As a respected member of the foreign policy establishment, Ross speaks with the authority that gets you quoted in the Times. Informing his perspective is a certain iron logic, time-tested and seemingly endorsed by history itself. Take that logic at face value and Washington needs Saudi Arabia because it needs to police the Persian Gulf and its environs, as required by the decades-old, never-to-be-questioned Carter Doctrine. The United States needs Saudi Arabia because the Kingdom already plays a not-inconsequential role in the drama accompanying energy-hungry China’s emergence as a great power. And let’s face it: the United States also needs Saudi Arabia because of all that oil (even though this country no longer actually uses that oil itself) and because MBS’s insatiable appetite for arms helps to sustain the military-industrial complex.
So the pieces all fit into a coherent whole, thereby validating a particular conception of history itself.
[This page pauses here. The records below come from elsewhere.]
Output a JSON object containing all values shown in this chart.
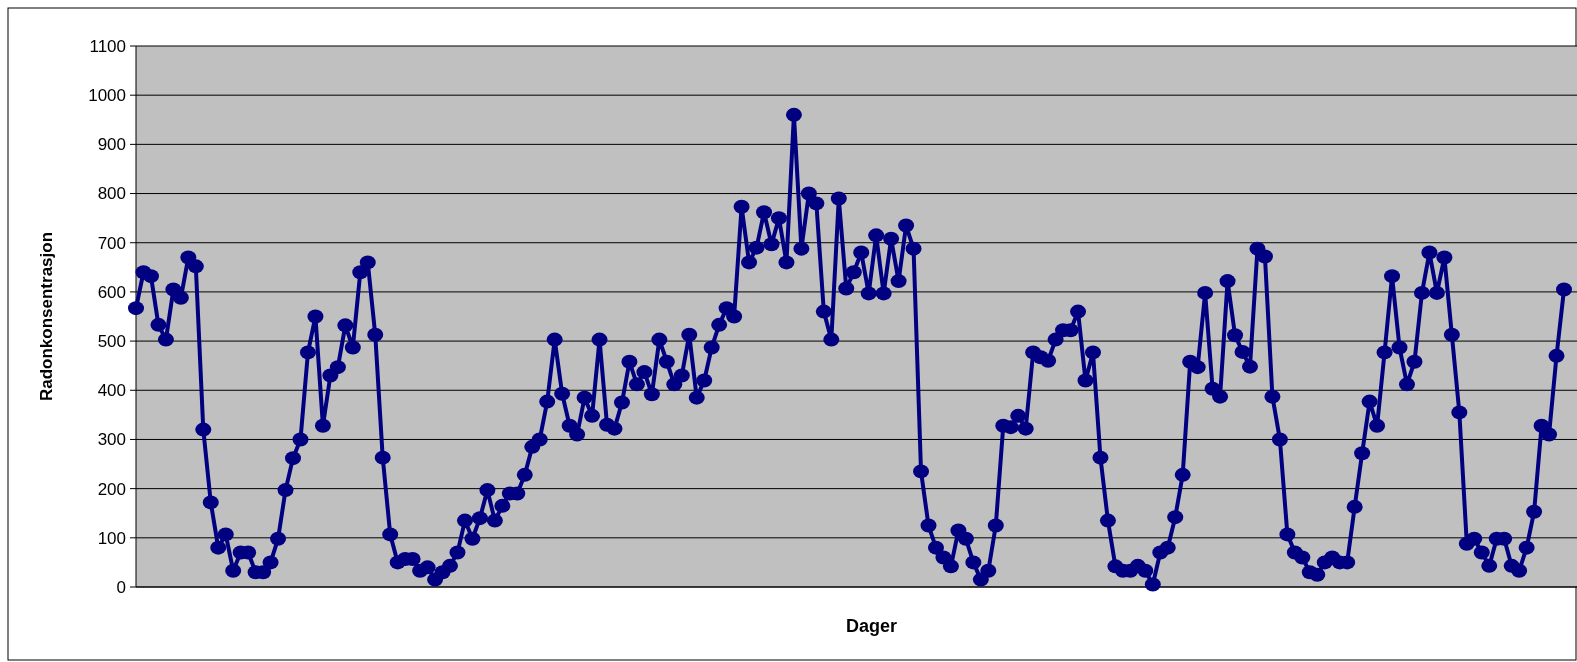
{
  "chart_data": {
    "type": "line",
    "xlabel": "Dager",
    "ylabel": "Radonkonsentrasjon",
    "categories": [
      null,
      null,
      null,
      null,
      null,
      null,
      null,
      null,
      null,
      null,
      null,
      null,
      null,
      null,
      null,
      null,
      null,
      null,
      null,
      null,
      null,
      null,
      null,
      null,
      null,
      null,
      null,
      null,
      null,
      null,
      null,
      null,
      null,
      null,
      null,
      null,
      null,
      null,
      null,
      null,
      null,
      null,
      null,
      null,
      null,
      null,
      null,
      null,
      null,
      null,
      null,
      null,
      null,
      null,
      null,
      null,
      null,
      null,
      null,
      null,
      null,
      null,
      null,
      null,
      null,
      null,
      null,
      null,
      null,
      null,
      null,
      null,
      null,
      null,
      null,
      null,
      null,
      null,
      null,
      null,
      null,
      null,
      null,
      null,
      null,
      null,
      null,
      null,
      null,
      null,
      null,
      null,
      null,
      null,
      null,
      null,
      null,
      null,
      null,
      null,
      null,
      null,
      null,
      null,
      null,
      null,
      null,
      null,
      null,
      null,
      null,
      null,
      null,
      null,
      null,
      null,
      null,
      null,
      null,
      null,
      null,
      null,
      null,
      null,
      null,
      null,
      null,
      null,
      null,
      null,
      null,
      null,
      null,
      null,
      null,
      null,
      null,
      null,
      null,
      null,
      null,
      null,
      null,
      null,
      null,
      null,
      null,
      null,
      null,
      null,
      null,
      null,
      null,
      null,
      null,
      null,
      null,
      null,
      null,
      null,
      null,
      null,
      null,
      null,
      null,
      null,
      null,
      null,
      null,
      null,
      null,
      null,
      null,
      null,
      null,
      null,
      null,
      null,
      null,
      null,
      null,
      null,
      null,
      null,
      null,
      null,
      null,
      null,
      null,
      null,
      null,
      null
    ],
    "series": [
      {
        "color": "#000080",
        "values": [
          567,
          640,
          632,
          533,
          503,
          605,
          588,
          670,
          652,
          320,
          172,
          80,
          107,
          33,
          70,
          70,
          30,
          30,
          50,
          98,
          197,
          262,
          300,
          477,
          550,
          328,
          430,
          447,
          532,
          487,
          640,
          660,
          513,
          263,
          107,
          50,
          57,
          57,
          33,
          40,
          15,
          30,
          43,
          70,
          135,
          98,
          140,
          197,
          135,
          165,
          190,
          190,
          228,
          285,
          300,
          377,
          503,
          393,
          328,
          310,
          385,
          348,
          503,
          330,
          322,
          375,
          458,
          412,
          437,
          392,
          503,
          458,
          412,
          430,
          513,
          385,
          420,
          487,
          533,
          567,
          550,
          773,
          660,
          690,
          762,
          697,
          750,
          660,
          960,
          688,
          800,
          780,
          560,
          503,
          790,
          607,
          640,
          680,
          597,
          715,
          597,
          708,
          622,
          735,
          688,
          235,
          125,
          80,
          60,
          42,
          115,
          98,
          50,
          15,
          33,
          125,
          328,
          325,
          348,
          322,
          477,
          467,
          460,
          503,
          522,
          522,
          560,
          420,
          477,
          263,
          135,
          42,
          33,
          33,
          43,
          33,
          5,
          70,
          80,
          142,
          228,
          458,
          447,
          598,
          403,
          387,
          622,
          512,
          478,
          448,
          688,
          672,
          387,
          300,
          107,
          70,
          60,
          30,
          25,
          50,
          60,
          50,
          50,
          163,
          272,
          377,
          328,
          477,
          632,
          487,
          412,
          458,
          598,
          680,
          598,
          670,
          513,
          355,
          88,
          98,
          70,
          43,
          98,
          98,
          43,
          33,
          80,
          153,
          328,
          310,
          470,
          605
        ]
      }
    ],
    "ylim": [
      0,
      1100
    ],
    "yticks": [
      0,
      100,
      200,
      300,
      400,
      500,
      600,
      700,
      800,
      900,
      1000,
      1100
    ],
    "grid": "y",
    "marker": "circle",
    "line_style": "solid"
  }
}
The United States needs Saudi Arabia for the same reason that it needs to remain part of NATO, needs to defend various other allies, needs to maintain a sprawling worldwide constellation of bases, needs to annually export billions of dollars worth of weaponry, needs to engage in endless wars, and needs to spend a trillion-plus dollars annually pursuant to what is usually described as “national security.” More broadly, the United States needs to do all these things because it needs to lead a world that cannot do without its leadership. The trajectory of events going back more than a century now, encompassing two world wars, the Cold War, and the forever wars of the post-Cold War era, proves as much. End of discussion.